The second low-risk acquisition saw the Crew nabbing 21-year-old Taiwanese pitcher Wei-Chung Wang in the Rule 5 Draft. The former Pirates prospect has only pitched 12 games in the lowest level of the minors. However, in order to keep their hands on Wang (sorry!), the Brewers need to keep the lefty pitching prodigy in the big leagues all season or risk returning him to the Pirates, who retain his minor league rights upon demotion.

Shifting positions
Besides the aforementioned additions, the Brewers roster has shifted through small modifications. After missing the final 65 games of last season on account of eating a lozenge in 2011 (long story!), Ryan Braun is back. He’s now stationed dangerously close to fans as the new right fielder. Khris Davis, who fared pretty well as Braun’s replacement last season, will now man left field. Scrappy Lilliputian middle infielder Scooter Gennett looks to dazzle fans with his grit, scrap, and moxie in a straight-up second base platoon with Rickie Weeks, in what looks to be the latter’s final season in Milwaukee.

Speaking of “gamers” stepping in for longtime Brewers staples, Craig Counsell will fill in for Bob Uecker in the broadcast booth during select road games. Additionally, ex-Brewers outfielder Darryl Hamilton will occasionally commentate, too, when Mr. Baseball opts to take down Miller Lite aluminum pints on his boat instead of call a likely meaningless series in Miami in September.
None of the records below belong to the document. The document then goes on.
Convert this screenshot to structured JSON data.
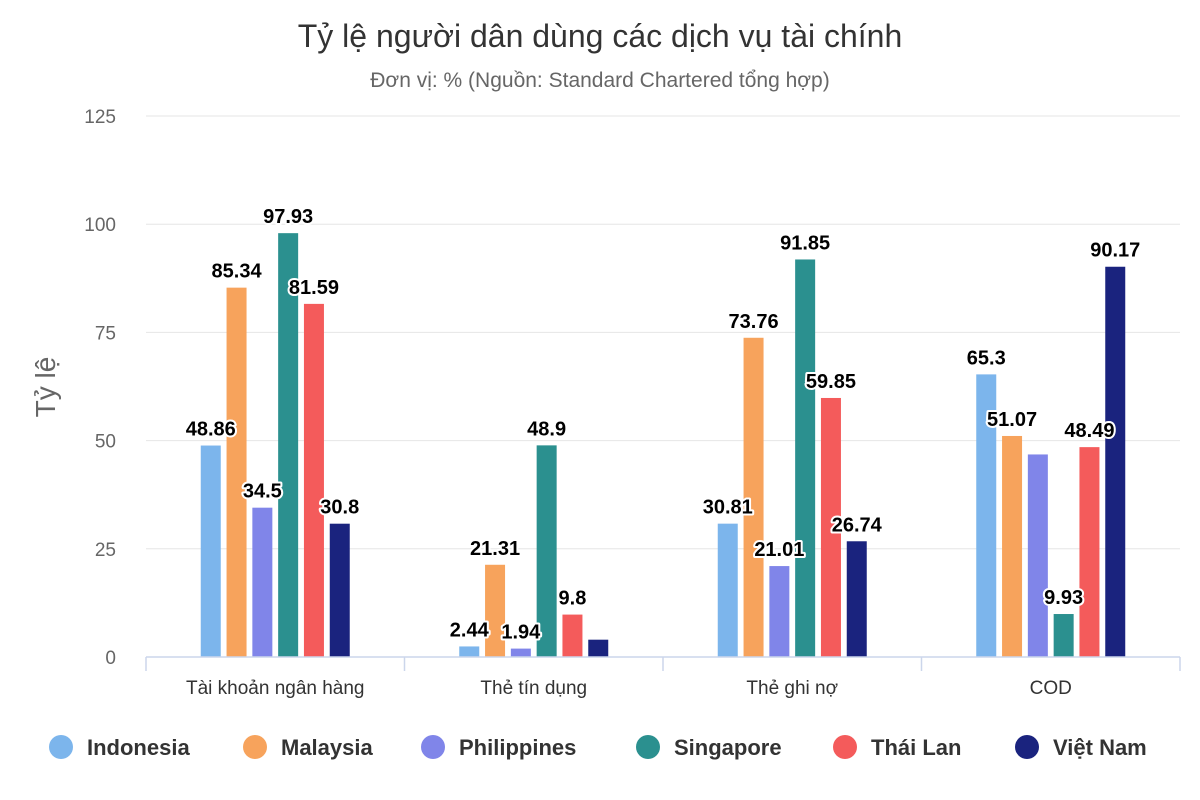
{
  "chart_data": {
    "type": "bar",
    "title": "Tỷ lệ người dân dùng các dịch vụ tài chính",
    "subtitle": "Đơn vị: % (Nguồn: Standard Chartered tổng hợp)",
    "ylabel": "Tỷ lệ",
    "xlabel": "",
    "ylim": [
      0,
      125
    ],
    "yticks": [
      0,
      25,
      50,
      75,
      100,
      125
    ],
    "grid": true,
    "legend_position": "bottom",
    "categories": [
      "Tài khoản ngân hàng",
      "Thẻ tín dụng",
      "Thẻ ghi nợ",
      "COD"
    ],
    "series": [
      {
        "name": "Indonesia",
        "color": "#7cb5ec",
        "values": [
          48.86,
          2.44,
          30.81,
          65.3
        ],
        "labels": [
          "48.86",
          "2.44",
          "30.81",
          "65.3"
        ]
      },
      {
        "name": "Malaysia",
        "color": "#f7a35c",
        "values": [
          85.34,
          21.31,
          73.76,
          51.07
        ],
        "labels": [
          "85.34",
          "21.31",
          "73.76",
          "51.07"
        ]
      },
      {
        "name": "Philippines",
        "color": "#8085e9",
        "values": [
          34.5,
          1.94,
          21.01,
          46.8
        ],
        "labels": [
          "34.5",
          "1.94",
          "21.01",
          ""
        ]
      },
      {
        "name": "Singapore",
        "color": "#2b908f",
        "values": [
          97.93,
          48.9,
          91.85,
          9.93
        ],
        "labels": [
          "97.93",
          "48.9",
          "91.85",
          "9.93"
        ]
      },
      {
        "name": "Thái Lan",
        "color": "#f45b5b",
        "values": [
          81.59,
          9.8,
          59.85,
          48.49
        ],
        "labels": [
          "81.59",
          "9.8",
          "59.85",
          "48.49"
        ]
      },
      {
        "name": "Việt Nam",
        "color": "#1a237e",
        "values": [
          30.8,
          4.0,
          26.74,
          90.17
        ],
        "labels": [
          "30.8",
          "",
          "26.74",
          "90.17"
        ]
      }
    ]
  }
}
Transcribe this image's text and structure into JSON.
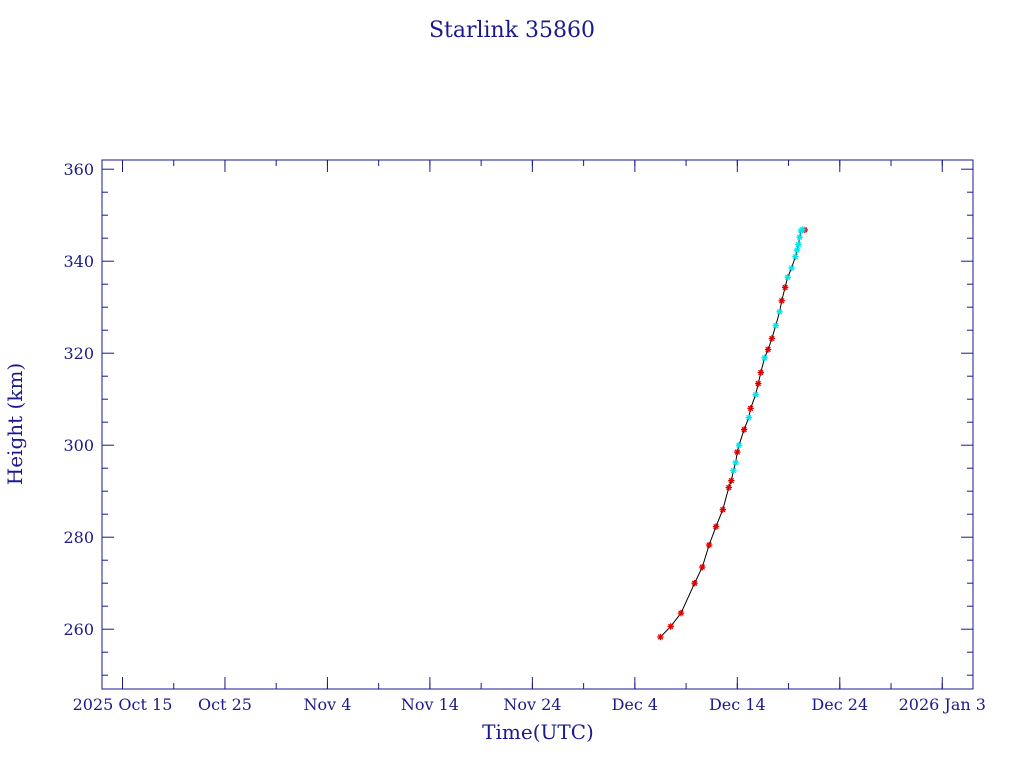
{
  "chart_data": {
    "type": "scatter",
    "title": "Starlink 35860",
    "xlabel": "Time(UTC)",
    "ylabel": "Height (km)",
    "x_axis_type": "date",
    "xlim": [
      "2025-10-13",
      "2026-01-06"
    ],
    "ylim": [
      247,
      362
    ],
    "x_ticks": [
      {
        "date": "2025-10-15",
        "label": "2025 Oct 15"
      },
      {
        "date": "2025-10-25",
        "label": "Oct 25"
      },
      {
        "date": "2025-11-04",
        "label": "Nov  4"
      },
      {
        "date": "2025-11-14",
        "label": "Nov 14"
      },
      {
        "date": "2025-11-24",
        "label": "Nov 24"
      },
      {
        "date": "2025-12-04",
        "label": "Dec  4"
      },
      {
        "date": "2025-12-14",
        "label": "Dec 14"
      },
      {
        "date": "2025-12-24",
        "label": "Dec 24"
      },
      {
        "date": "2026-01-03",
        "label": "2026 Jan  3"
      }
    ],
    "y_ticks": [
      260,
      280,
      300,
      320,
      340,
      360
    ],
    "grid": false,
    "colors": {
      "axis": "#1a1a8c",
      "line": "#000000",
      "red_points": "#e00000",
      "cyan_points": "#00e5ee"
    },
    "series": [
      {
        "marker": "red",
        "points": [
          [
            "2025-12-06 12:00",
            258.3
          ],
          [
            "2025-12-07 12:00",
            260.6
          ],
          [
            "2025-12-08 12:00",
            263.5
          ],
          [
            "2025-12-09 20:00",
            270.0
          ],
          [
            "2025-12-10 14:00",
            273.5
          ],
          [
            "2025-12-11 06:00",
            278.3
          ],
          [
            "2025-12-11 22:00",
            282.3
          ],
          [
            "2025-12-12 14:00",
            286.0
          ],
          [
            "2025-12-13 04:00",
            290.8
          ],
          [
            "2025-12-13 10:00",
            292.3
          ],
          [
            "2025-12-14 00:00",
            298.5
          ],
          [
            "2025-12-14 16:00",
            303.4
          ],
          [
            "2025-12-15 07:00",
            308.0
          ],
          [
            "2025-12-16 01:00",
            313.4
          ],
          [
            "2025-12-16 07:00",
            315.8
          ],
          [
            "2025-12-17 00:00",
            320.8
          ],
          [
            "2025-12-17 09:00",
            323.2
          ],
          [
            "2025-12-18 08:00",
            331.4
          ],
          [
            "2025-12-18 16:00",
            334.3
          ],
          [
            "2025-12-20 14:00",
            346.8
          ]
        ]
      },
      {
        "marker": "cyan",
        "points": [
          [
            "2025-12-13 15:00",
            294.5
          ],
          [
            "2025-12-13 20:00",
            296.2
          ],
          [
            "2025-12-14 04:00",
            300.0
          ],
          [
            "2025-12-15 03:00",
            306.0
          ],
          [
            "2025-12-15 19:00",
            311.0
          ],
          [
            "2025-12-16 16:00",
            319.0
          ],
          [
            "2025-12-17 18:00",
            326.0
          ],
          [
            "2025-12-18 03:00",
            329.0
          ],
          [
            "2025-12-18 22:00",
            336.5
          ],
          [
            "2025-12-19 07:00",
            338.5
          ],
          [
            "2025-12-19 16:00",
            341.0
          ],
          [
            "2025-12-19 20:00",
            342.4
          ],
          [
            "2025-12-19 23:00",
            343.6
          ],
          [
            "2025-12-20 02:00",
            345.2
          ],
          [
            "2025-12-20 05:00",
            346.6
          ],
          [
            "2025-12-20 09:00",
            346.9
          ]
        ]
      }
    ]
  }
}
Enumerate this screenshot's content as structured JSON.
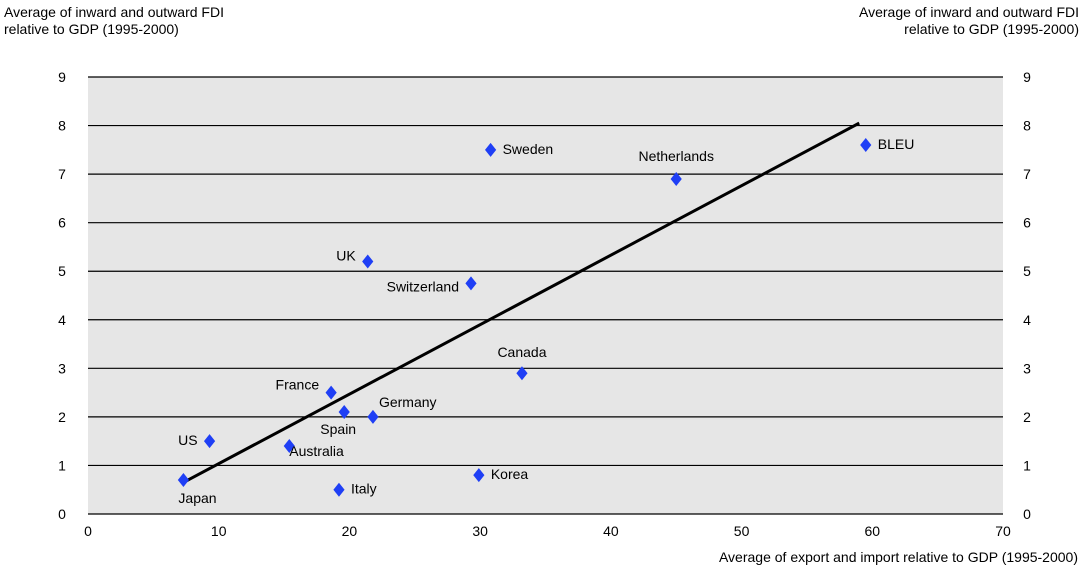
{
  "chart_data": {
    "type": "scatter",
    "ylabel_left": [
      "Average of inward and outward FDI",
      "relative to GDP (1995-2000)"
    ],
    "ylabel_right": [
      "Average of inward and outward FDI",
      "relative to GDP (1995-2000)"
    ],
    "xlabel": "Average of export and import relative to GDP (1995-2000)",
    "xlim": [
      0,
      70
    ],
    "ylim": [
      0,
      9
    ],
    "xticks": [
      "0",
      "10",
      "20",
      "30",
      "40",
      "50",
      "60",
      "70"
    ],
    "yticks": [
      "0",
      "1",
      "2",
      "3",
      "4",
      "5",
      "6",
      "7",
      "8",
      "9"
    ],
    "grid": "horizontal",
    "series_color": "#1f3ff5",
    "points": [
      {
        "label": "Japan",
        "x": 7.3,
        "y": 0.7
      },
      {
        "label": "US",
        "x": 9.3,
        "y": 1.5
      },
      {
        "label": "Australia",
        "x": 15.4,
        "y": 1.4
      },
      {
        "label": "France",
        "x": 18.6,
        "y": 2.5
      },
      {
        "label": "Spain",
        "x": 19.6,
        "y": 2.1
      },
      {
        "label": "Italy",
        "x": 19.2,
        "y": 0.5
      },
      {
        "label": "UK",
        "x": 21.4,
        "y": 5.2
      },
      {
        "label": "Germany",
        "x": 21.8,
        "y": 2.0
      },
      {
        "label": "Switzerland",
        "x": 29.3,
        "y": 4.75
      },
      {
        "label": "Korea",
        "x": 29.9,
        "y": 0.8
      },
      {
        "label": "Sweden",
        "x": 30.8,
        "y": 7.5
      },
      {
        "label": "Canada",
        "x": 33.2,
        "y": 2.9
      },
      {
        "label": "Netherlands",
        "x": 45.0,
        "y": 6.9
      },
      {
        "label": "BLEU",
        "x": 59.5,
        "y": 7.6
      }
    ],
    "trendline": {
      "x": [
        7.3,
        59.0
      ],
      "y": [
        0.65,
        8.05
      ]
    }
  }
}
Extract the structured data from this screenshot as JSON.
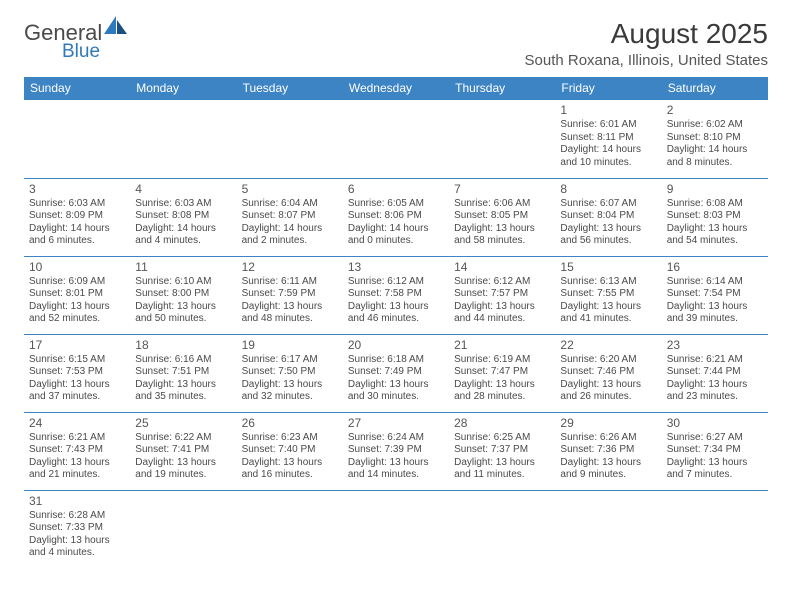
{
  "logo": {
    "general": "General",
    "blue": "Blue"
  },
  "title": "August 2025",
  "location": "South Roxana, Illinois, United States",
  "colors": {
    "header_bg": "#3d84c5",
    "header_fg": "#ffffff",
    "rule": "#3d84c5",
    "text": "#4a4a4a"
  },
  "day_headers": [
    "Sunday",
    "Monday",
    "Tuesday",
    "Wednesday",
    "Thursday",
    "Friday",
    "Saturday"
  ],
  "weeks": [
    [
      null,
      null,
      null,
      null,
      null,
      {
        "n": "1",
        "sr": "Sunrise: 6:01 AM",
        "ss": "Sunset: 8:11 PM",
        "dl1": "Daylight: 14 hours",
        "dl2": "and 10 minutes."
      },
      {
        "n": "2",
        "sr": "Sunrise: 6:02 AM",
        "ss": "Sunset: 8:10 PM",
        "dl1": "Daylight: 14 hours",
        "dl2": "and 8 minutes."
      }
    ],
    [
      {
        "n": "3",
        "sr": "Sunrise: 6:03 AM",
        "ss": "Sunset: 8:09 PM",
        "dl1": "Daylight: 14 hours",
        "dl2": "and 6 minutes."
      },
      {
        "n": "4",
        "sr": "Sunrise: 6:03 AM",
        "ss": "Sunset: 8:08 PM",
        "dl1": "Daylight: 14 hours",
        "dl2": "and 4 minutes."
      },
      {
        "n": "5",
        "sr": "Sunrise: 6:04 AM",
        "ss": "Sunset: 8:07 PM",
        "dl1": "Daylight: 14 hours",
        "dl2": "and 2 minutes."
      },
      {
        "n": "6",
        "sr": "Sunrise: 6:05 AM",
        "ss": "Sunset: 8:06 PM",
        "dl1": "Daylight: 14 hours",
        "dl2": "and 0 minutes."
      },
      {
        "n": "7",
        "sr": "Sunrise: 6:06 AM",
        "ss": "Sunset: 8:05 PM",
        "dl1": "Daylight: 13 hours",
        "dl2": "and 58 minutes."
      },
      {
        "n": "8",
        "sr": "Sunrise: 6:07 AM",
        "ss": "Sunset: 8:04 PM",
        "dl1": "Daylight: 13 hours",
        "dl2": "and 56 minutes."
      },
      {
        "n": "9",
        "sr": "Sunrise: 6:08 AM",
        "ss": "Sunset: 8:03 PM",
        "dl1": "Daylight: 13 hours",
        "dl2": "and 54 minutes."
      }
    ],
    [
      {
        "n": "10",
        "sr": "Sunrise: 6:09 AM",
        "ss": "Sunset: 8:01 PM",
        "dl1": "Daylight: 13 hours",
        "dl2": "and 52 minutes."
      },
      {
        "n": "11",
        "sr": "Sunrise: 6:10 AM",
        "ss": "Sunset: 8:00 PM",
        "dl1": "Daylight: 13 hours",
        "dl2": "and 50 minutes."
      },
      {
        "n": "12",
        "sr": "Sunrise: 6:11 AM",
        "ss": "Sunset: 7:59 PM",
        "dl1": "Daylight: 13 hours",
        "dl2": "and 48 minutes."
      },
      {
        "n": "13",
        "sr": "Sunrise: 6:12 AM",
        "ss": "Sunset: 7:58 PM",
        "dl1": "Daylight: 13 hours",
        "dl2": "and 46 minutes."
      },
      {
        "n": "14",
        "sr": "Sunrise: 6:12 AM",
        "ss": "Sunset: 7:57 PM",
        "dl1": "Daylight: 13 hours",
        "dl2": "and 44 minutes."
      },
      {
        "n": "15",
        "sr": "Sunrise: 6:13 AM",
        "ss": "Sunset: 7:55 PM",
        "dl1": "Daylight: 13 hours",
        "dl2": "and 41 minutes."
      },
      {
        "n": "16",
        "sr": "Sunrise: 6:14 AM",
        "ss": "Sunset: 7:54 PM",
        "dl1": "Daylight: 13 hours",
        "dl2": "and 39 minutes."
      }
    ],
    [
      {
        "n": "17",
        "sr": "Sunrise: 6:15 AM",
        "ss": "Sunset: 7:53 PM",
        "dl1": "Daylight: 13 hours",
        "dl2": "and 37 minutes."
      },
      {
        "n": "18",
        "sr": "Sunrise: 6:16 AM",
        "ss": "Sunset: 7:51 PM",
        "dl1": "Daylight: 13 hours",
        "dl2": "and 35 minutes."
      },
      {
        "n": "19",
        "sr": "Sunrise: 6:17 AM",
        "ss": "Sunset: 7:50 PM",
        "dl1": "Daylight: 13 hours",
        "dl2": "and 32 minutes."
      },
      {
        "n": "20",
        "sr": "Sunrise: 6:18 AM",
        "ss": "Sunset: 7:49 PM",
        "dl1": "Daylight: 13 hours",
        "dl2": "and 30 minutes."
      },
      {
        "n": "21",
        "sr": "Sunrise: 6:19 AM",
        "ss": "Sunset: 7:47 PM",
        "dl1": "Daylight: 13 hours",
        "dl2": "and 28 minutes."
      },
      {
        "n": "22",
        "sr": "Sunrise: 6:20 AM",
        "ss": "Sunset: 7:46 PM",
        "dl1": "Daylight: 13 hours",
        "dl2": "and 26 minutes."
      },
      {
        "n": "23",
        "sr": "Sunrise: 6:21 AM",
        "ss": "Sunset: 7:44 PM",
        "dl1": "Daylight: 13 hours",
        "dl2": "and 23 minutes."
      }
    ],
    [
      {
        "n": "24",
        "sr": "Sunrise: 6:21 AM",
        "ss": "Sunset: 7:43 PM",
        "dl1": "Daylight: 13 hours",
        "dl2": "and 21 minutes."
      },
      {
        "n": "25",
        "sr": "Sunrise: 6:22 AM",
        "ss": "Sunset: 7:41 PM",
        "dl1": "Daylight: 13 hours",
        "dl2": "and 19 minutes."
      },
      {
        "n": "26",
        "sr": "Sunrise: 6:23 AM",
        "ss": "Sunset: 7:40 PM",
        "dl1": "Daylight: 13 hours",
        "dl2": "and 16 minutes."
      },
      {
        "n": "27",
        "sr": "Sunrise: 6:24 AM",
        "ss": "Sunset: 7:39 PM",
        "dl1": "Daylight: 13 hours",
        "dl2": "and 14 minutes."
      },
      {
        "n": "28",
        "sr": "Sunrise: 6:25 AM",
        "ss": "Sunset: 7:37 PM",
        "dl1": "Daylight: 13 hours",
        "dl2": "and 11 minutes."
      },
      {
        "n": "29",
        "sr": "Sunrise: 6:26 AM",
        "ss": "Sunset: 7:36 PM",
        "dl1": "Daylight: 13 hours",
        "dl2": "and 9 minutes."
      },
      {
        "n": "30",
        "sr": "Sunrise: 6:27 AM",
        "ss": "Sunset: 7:34 PM",
        "dl1": "Daylight: 13 hours",
        "dl2": "and 7 minutes."
      }
    ],
    [
      {
        "n": "31",
        "sr": "Sunrise: 6:28 AM",
        "ss": "Sunset: 7:33 PM",
        "dl1": "Daylight: 13 hours",
        "dl2": "and 4 minutes."
      },
      null,
      null,
      null,
      null,
      null,
      null
    ]
  ]
}
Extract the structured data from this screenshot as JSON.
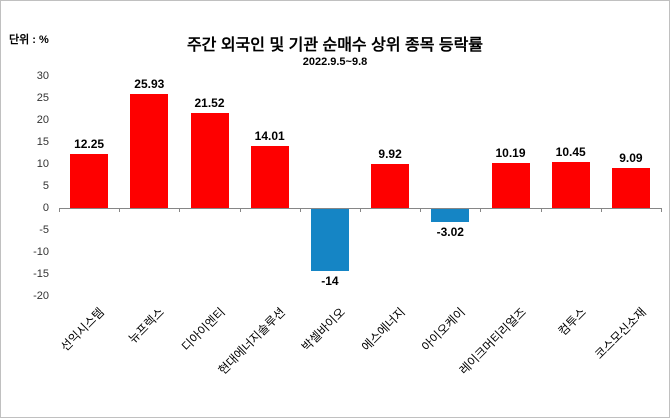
{
  "unit_label": "단위 : %",
  "title": "주간 외국인 및 기관 순매수 상위 종목 등락률",
  "subtitle": "2022.9.5~9.8",
  "chart_data": {
    "type": "bar",
    "title": "주간 외국인 및 기관 순매수 상위 종목 등락률",
    "subtitle": "2022.9.5~9.8",
    "unit": "%",
    "categories": [
      "선익시스템",
      "뉴프렉스",
      "디아이엔티",
      "현대에너지솔루션",
      "박셀바이오",
      "에스에너지",
      "아이오케이",
      "레이크머티리얼즈",
      "컴투스",
      "코스모신소재"
    ],
    "values": [
      12.25,
      25.93,
      21.52,
      14.01,
      -14,
      9.92,
      -3.02,
      10.19,
      10.45,
      9.09
    ],
    "ylim": [
      -20,
      30
    ],
    "ytick_step": 5,
    "grid": false,
    "legend": "none",
    "positive_color": "#fe0000",
    "negative_color": "#1585c5"
  }
}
Though notable pitching improvements, Braun’s return, and a clean slate in the standings could make the 2014 Brewers campaign an unforgettable one, sharing a division with three reigning playoff teams (each of which made greater offseason strides) seems to suggest a young and slapdash squad that, realistically, has a third place ceiling. But hey, Hank the Dog, right?!